BALICITIZEN

Ikuti perkembangan terkini Indonesia di lapangan dengan berita berbasis fakta PosPapusa, cuplikan video eksklusif, foto, dan peta terbaru.

Naiknya permukaan air di danau Kenya ‘tsunami iklim gerak lambat’

Naiknya permukaan air di danau Kenya ‘tsunami iklim gerak lambat’

Saskia Hotwin | NOS

NOS. Berita

  • Saskia Hotwin

    Wartawan Afrika

  • Saskia Hotwin

    Wartawan Afrika

Sisa-sisa kecil jembatan yang menghubungkan dua pulau di Danau Baringo Kenya. Riak-riak air di bagian langkan kayu yang masih terlihat. Di sini mereka mengatakan sedikit lebih lama, dan jembatan akan benar-benar tenggelam. Ketinggian air meningkat karena curah hujan yang tinggi dari perubahan iklim dan penebangan.

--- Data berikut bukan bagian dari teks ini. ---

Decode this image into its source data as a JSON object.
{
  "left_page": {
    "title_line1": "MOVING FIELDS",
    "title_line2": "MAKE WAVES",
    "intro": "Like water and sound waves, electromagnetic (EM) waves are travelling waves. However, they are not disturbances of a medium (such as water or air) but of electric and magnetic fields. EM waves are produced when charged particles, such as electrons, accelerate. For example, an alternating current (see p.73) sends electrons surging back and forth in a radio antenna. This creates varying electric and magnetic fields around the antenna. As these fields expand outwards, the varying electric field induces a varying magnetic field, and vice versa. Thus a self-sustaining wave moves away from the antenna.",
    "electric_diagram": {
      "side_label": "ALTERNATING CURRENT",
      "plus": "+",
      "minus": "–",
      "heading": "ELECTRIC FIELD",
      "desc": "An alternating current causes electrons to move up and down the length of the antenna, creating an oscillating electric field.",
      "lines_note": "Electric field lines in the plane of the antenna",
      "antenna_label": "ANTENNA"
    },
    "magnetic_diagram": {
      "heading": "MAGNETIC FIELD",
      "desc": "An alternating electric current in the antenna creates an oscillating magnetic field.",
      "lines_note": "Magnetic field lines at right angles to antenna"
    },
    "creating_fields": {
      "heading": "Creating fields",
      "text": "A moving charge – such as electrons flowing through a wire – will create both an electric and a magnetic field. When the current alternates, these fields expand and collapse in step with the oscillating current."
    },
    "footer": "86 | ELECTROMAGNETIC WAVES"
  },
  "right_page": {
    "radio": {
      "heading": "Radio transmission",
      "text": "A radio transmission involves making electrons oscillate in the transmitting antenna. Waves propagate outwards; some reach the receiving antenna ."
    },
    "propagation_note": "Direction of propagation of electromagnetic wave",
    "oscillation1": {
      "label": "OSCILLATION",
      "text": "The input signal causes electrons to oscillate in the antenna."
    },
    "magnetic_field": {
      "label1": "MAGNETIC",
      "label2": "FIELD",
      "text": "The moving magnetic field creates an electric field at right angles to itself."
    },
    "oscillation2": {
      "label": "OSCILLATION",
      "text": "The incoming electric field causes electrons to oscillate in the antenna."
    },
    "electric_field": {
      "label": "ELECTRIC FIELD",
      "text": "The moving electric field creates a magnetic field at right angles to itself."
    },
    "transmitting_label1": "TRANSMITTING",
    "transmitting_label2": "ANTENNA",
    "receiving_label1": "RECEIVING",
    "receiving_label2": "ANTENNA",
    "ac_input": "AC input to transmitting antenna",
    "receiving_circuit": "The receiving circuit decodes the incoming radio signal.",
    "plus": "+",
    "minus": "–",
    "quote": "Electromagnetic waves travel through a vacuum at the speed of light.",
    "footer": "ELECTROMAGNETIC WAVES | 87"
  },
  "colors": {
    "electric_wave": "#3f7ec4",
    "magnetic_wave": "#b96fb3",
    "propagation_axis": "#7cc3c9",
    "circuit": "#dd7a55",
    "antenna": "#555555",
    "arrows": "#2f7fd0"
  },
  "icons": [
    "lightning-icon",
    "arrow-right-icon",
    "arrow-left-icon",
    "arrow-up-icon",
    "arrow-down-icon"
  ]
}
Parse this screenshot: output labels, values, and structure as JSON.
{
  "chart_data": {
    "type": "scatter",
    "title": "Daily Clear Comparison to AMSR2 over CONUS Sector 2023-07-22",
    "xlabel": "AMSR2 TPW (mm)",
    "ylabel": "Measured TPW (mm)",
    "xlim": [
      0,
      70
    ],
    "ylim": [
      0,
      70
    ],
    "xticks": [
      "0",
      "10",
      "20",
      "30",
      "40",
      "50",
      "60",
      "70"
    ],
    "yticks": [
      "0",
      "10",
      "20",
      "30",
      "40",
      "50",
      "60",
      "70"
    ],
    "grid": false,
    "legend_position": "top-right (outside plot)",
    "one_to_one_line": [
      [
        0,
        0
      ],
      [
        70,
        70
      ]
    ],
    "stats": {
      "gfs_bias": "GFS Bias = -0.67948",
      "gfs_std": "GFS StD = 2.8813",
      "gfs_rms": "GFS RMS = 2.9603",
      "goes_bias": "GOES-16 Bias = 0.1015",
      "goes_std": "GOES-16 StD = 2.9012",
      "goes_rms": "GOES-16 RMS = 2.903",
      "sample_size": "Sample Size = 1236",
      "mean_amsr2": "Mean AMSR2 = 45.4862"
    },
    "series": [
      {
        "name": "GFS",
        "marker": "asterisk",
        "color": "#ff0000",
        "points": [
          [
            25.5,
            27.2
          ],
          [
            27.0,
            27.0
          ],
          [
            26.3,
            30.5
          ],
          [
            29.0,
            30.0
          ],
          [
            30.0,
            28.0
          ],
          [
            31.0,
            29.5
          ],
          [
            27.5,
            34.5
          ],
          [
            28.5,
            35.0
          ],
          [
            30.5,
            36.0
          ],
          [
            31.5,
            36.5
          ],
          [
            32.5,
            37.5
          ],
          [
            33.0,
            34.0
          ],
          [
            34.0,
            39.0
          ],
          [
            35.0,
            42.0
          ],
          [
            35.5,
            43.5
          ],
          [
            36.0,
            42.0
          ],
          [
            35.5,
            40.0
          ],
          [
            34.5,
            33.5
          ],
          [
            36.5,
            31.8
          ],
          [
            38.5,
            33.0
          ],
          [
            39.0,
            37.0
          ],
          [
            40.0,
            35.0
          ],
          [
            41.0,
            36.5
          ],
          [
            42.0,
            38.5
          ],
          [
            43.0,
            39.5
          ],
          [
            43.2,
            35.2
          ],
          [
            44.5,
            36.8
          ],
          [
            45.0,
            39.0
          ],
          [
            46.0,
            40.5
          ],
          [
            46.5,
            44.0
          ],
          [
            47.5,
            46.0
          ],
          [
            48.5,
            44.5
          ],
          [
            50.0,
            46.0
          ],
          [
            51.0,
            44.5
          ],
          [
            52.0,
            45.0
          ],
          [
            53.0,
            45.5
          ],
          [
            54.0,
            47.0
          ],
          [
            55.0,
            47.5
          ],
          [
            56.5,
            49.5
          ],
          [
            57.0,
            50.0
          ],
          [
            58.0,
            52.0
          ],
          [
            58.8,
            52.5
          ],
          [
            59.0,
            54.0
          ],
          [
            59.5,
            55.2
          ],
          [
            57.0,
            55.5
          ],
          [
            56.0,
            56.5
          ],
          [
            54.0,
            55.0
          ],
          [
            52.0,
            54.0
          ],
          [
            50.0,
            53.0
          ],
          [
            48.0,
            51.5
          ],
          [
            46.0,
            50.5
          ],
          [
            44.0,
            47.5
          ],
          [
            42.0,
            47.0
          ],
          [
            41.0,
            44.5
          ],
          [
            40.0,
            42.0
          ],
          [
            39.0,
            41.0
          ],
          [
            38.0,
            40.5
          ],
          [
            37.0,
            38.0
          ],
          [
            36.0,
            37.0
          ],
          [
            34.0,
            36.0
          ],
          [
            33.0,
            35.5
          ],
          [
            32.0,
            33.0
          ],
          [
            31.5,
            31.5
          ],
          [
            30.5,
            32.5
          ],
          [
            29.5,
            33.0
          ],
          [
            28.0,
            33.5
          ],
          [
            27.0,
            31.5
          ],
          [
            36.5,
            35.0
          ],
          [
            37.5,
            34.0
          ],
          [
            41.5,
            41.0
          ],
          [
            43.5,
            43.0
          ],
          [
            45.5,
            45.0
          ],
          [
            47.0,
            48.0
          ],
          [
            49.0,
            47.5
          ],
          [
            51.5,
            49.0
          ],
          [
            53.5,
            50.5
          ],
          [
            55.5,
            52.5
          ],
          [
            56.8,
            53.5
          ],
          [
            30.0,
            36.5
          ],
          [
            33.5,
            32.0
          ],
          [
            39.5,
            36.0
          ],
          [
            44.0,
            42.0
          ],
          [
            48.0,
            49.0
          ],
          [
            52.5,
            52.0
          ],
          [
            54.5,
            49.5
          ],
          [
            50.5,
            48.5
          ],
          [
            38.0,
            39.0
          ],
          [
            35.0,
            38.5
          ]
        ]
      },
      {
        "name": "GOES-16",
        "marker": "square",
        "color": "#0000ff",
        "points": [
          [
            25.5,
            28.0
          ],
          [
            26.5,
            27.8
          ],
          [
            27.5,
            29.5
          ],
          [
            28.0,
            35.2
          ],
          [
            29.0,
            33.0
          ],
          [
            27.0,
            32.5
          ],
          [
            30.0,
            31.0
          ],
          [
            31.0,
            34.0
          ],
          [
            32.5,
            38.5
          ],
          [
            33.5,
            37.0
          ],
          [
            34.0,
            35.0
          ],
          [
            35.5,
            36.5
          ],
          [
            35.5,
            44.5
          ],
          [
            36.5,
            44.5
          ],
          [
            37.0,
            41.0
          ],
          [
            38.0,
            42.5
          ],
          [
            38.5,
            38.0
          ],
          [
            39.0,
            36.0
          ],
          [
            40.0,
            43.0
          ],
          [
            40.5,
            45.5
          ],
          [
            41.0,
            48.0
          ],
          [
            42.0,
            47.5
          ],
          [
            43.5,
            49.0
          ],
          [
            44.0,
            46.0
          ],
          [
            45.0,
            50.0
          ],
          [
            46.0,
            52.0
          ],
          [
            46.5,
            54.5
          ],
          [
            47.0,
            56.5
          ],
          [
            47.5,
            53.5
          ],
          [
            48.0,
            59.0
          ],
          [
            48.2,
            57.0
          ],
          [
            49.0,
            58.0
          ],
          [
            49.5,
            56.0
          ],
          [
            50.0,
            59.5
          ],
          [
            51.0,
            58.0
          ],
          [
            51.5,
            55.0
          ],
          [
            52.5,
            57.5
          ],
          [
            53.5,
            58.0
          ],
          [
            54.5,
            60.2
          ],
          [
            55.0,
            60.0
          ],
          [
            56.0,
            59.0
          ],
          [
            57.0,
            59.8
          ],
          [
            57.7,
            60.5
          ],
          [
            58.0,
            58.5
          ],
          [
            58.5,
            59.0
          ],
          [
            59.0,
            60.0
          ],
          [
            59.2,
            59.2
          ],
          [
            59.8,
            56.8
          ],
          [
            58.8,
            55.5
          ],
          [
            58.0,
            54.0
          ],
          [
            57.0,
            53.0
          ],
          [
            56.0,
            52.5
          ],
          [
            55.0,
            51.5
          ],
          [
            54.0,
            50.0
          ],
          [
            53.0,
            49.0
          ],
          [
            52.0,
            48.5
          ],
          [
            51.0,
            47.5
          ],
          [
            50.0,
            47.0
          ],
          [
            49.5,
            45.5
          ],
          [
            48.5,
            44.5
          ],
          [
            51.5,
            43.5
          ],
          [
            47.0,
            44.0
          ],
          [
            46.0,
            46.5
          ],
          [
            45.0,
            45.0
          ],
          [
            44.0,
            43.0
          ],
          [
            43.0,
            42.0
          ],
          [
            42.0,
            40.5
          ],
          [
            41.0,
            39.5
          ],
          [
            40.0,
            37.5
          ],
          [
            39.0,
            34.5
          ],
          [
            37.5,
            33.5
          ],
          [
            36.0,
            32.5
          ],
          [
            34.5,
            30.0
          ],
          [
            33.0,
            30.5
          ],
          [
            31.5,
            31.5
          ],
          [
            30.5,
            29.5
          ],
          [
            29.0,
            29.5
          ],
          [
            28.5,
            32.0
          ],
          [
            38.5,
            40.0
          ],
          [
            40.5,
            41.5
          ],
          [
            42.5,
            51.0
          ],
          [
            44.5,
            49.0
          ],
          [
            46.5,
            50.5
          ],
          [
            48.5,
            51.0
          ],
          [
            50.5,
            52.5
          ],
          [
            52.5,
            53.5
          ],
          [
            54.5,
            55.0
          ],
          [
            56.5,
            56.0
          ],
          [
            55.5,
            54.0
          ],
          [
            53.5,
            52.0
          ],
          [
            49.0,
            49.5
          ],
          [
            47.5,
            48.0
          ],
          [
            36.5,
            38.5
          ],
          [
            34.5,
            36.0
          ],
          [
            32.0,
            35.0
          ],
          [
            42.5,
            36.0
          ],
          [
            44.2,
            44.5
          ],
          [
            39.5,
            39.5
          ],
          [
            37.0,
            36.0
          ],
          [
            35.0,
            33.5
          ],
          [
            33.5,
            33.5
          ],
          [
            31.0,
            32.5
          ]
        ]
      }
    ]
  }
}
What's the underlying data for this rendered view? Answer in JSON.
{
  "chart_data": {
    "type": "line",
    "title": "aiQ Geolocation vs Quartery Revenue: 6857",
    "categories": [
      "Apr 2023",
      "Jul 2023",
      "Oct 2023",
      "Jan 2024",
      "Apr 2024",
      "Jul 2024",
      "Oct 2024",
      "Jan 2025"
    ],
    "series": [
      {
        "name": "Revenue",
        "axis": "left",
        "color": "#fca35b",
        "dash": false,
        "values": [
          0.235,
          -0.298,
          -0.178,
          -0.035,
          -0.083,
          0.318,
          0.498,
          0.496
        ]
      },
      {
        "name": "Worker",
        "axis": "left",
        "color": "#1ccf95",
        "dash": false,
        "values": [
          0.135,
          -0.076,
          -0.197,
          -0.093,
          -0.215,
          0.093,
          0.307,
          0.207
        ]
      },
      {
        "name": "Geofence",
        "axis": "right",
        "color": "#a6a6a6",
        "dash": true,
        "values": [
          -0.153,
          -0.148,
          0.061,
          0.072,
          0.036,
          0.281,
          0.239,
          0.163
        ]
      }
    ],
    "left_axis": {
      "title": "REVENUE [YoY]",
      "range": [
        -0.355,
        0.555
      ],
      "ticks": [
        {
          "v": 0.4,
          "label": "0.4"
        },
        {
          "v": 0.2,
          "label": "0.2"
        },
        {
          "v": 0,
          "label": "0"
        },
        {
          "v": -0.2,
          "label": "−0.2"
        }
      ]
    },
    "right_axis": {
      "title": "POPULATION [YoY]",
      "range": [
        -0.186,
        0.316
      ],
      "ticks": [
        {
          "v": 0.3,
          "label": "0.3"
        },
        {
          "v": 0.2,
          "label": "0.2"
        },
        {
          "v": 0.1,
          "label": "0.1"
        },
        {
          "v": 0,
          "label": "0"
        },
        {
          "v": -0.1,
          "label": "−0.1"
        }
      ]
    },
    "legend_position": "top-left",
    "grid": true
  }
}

“Akibatnya, jalan ke sekolah terputus total,” keluh Wesley Tulia, kepala sekolah di Cocoa Elementary School. Akibatnya, lebih dari 200 anak terpaksa menyeberang jalan dengan perahu motor setiap hari. Pemerintah Kenya membayar sebagian biaya, tetapi itu tidak cukup, kata Tolia: “Perahunya diisi bahan bakar dan kami harus meminta sumbangan dari orang tua. Banyak orang tua tidak memiliki uang itu, jadi terkadang tidak ada perahu. “

Bagi Belinda Lesiita (14) dan teman-teman sekelasnya, terkadang itu berarti tidak ada kelas selama berhari-hari. “Kemudian kami berada di pinggir dan kemudian sepertinya tidak ada bahan bakar. Terkadang kami harus menunggu sekitar satu minggu untuk kapal kembali.”

Saskia Hotwin | NOS

Perahu menuju Sekolah Kakao

Hilangnya jembatan ini hanyalah salah satu dari sekian banyak akibat naiknya air di sekitar Pulau Kakao di tengah Danau Baringo. Air yang naik telah menelan apotek, gimnasium, dan banyak rumah dalam beberapa tahun terakhir.

Danau-danau lain di Great Rift Valley, sebuah celah yang memotong secara vertikal ke Kenya, juga meluap ke tepiannya. Danau Baringo memperoleh lebih dari 100 kilometer persegi permukaan air antara 2010 dan 2020. Seorang peneliti menggambarkan apa yang terjadi sebagai “tsunami yang bergerak lambat”.

Ditelan oleh perubahan iklim

Menurut pemerintah Kenya, yang tahun lalu menulis laporan tentang kenaikan permukaan air di danau bekerja sama dengan United Nations Development Programme, perubahan iklim adalah penyebab utamanya.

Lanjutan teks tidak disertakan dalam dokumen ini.